Our resulting method needs to be robust and able to
be adaptive. As a starting point for our analysis we examined
the most popular person detectors [3, 4].
APPROACH
We will start with outlining how a typical person detector
works. For a given image I, which is a single frame in sequence
of images with infinite past and future we can apply a
person detector, H. The output, P, from the person detector
is a number of bounding boxes with associated confidences.
These can be ordered by the region and the scale they correspond
to. P has 59000 results for [3] and 47000 for [4].
Typically, a global threshold is applied to P to find the best
candidates for people, Pt. Rather than using Pt we propose to
use the original results from the person detector P. The motivation
here is to exploit relationships from within the data
and history to improve the performance.
EXPERIMENTS
This section presents preliminary results from the system applied
to several different data sets. The data sets we chose
were two separate collections (6 months apart) from a large
manufacturing environment and the i-Lids data set.

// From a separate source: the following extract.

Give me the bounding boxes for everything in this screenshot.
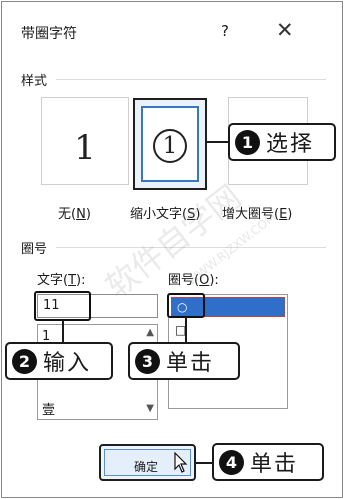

We chose
one subset of each for experimentation taking approximately
1400 frames for each set. A window size (Nw) for the timeseries
histograms of 200 frames was chosen and a further 200
frames were used to initialise the Gaussian models. Figure 5
shows an example image with the various important steps in
our system. Notice that our adaptive technique reduces the
search space for people dramatically. Specifically, results are
concentrated around the region where historically a person
has been. The false positives in the image are mostly removed
by the application of morphology. Some more examples of
the result on the data sets examined are shown in figure 6.
The three examples show the systems ability to find people in
occluded environments. Furthermore, in the case of i-Lids it
finds two people at very different scales.
CONCLUSION
In this paper we presented a novel approach for improving
person detection based on using the output of an existing classifier
as an image descriptor. Salient features from the history
of this descriptor are learned via semi-supervised learning to
improve the classification task. We presented several main
contributions. Firstly, we reinterpreted the bounding box data
as a confidence map which can be examined on a per pixel
fashion. Secondly, we proposed that useful information could
be learned from the history of these confidences. Finally, we
presented a mixture method to model this descriptor and learn
in an on-line fashion a correction which gives a better classification
of people. Currently, the work is ongoing but is showing
promising results. We are currently looking at the efficacy
of the descriptor. Additionally we would like to apply
our technique to correct other pretrained classifiers. Lastly,
we plan to speed the performance of the approach by looking
at simpler methods to model the descriptor behaviour.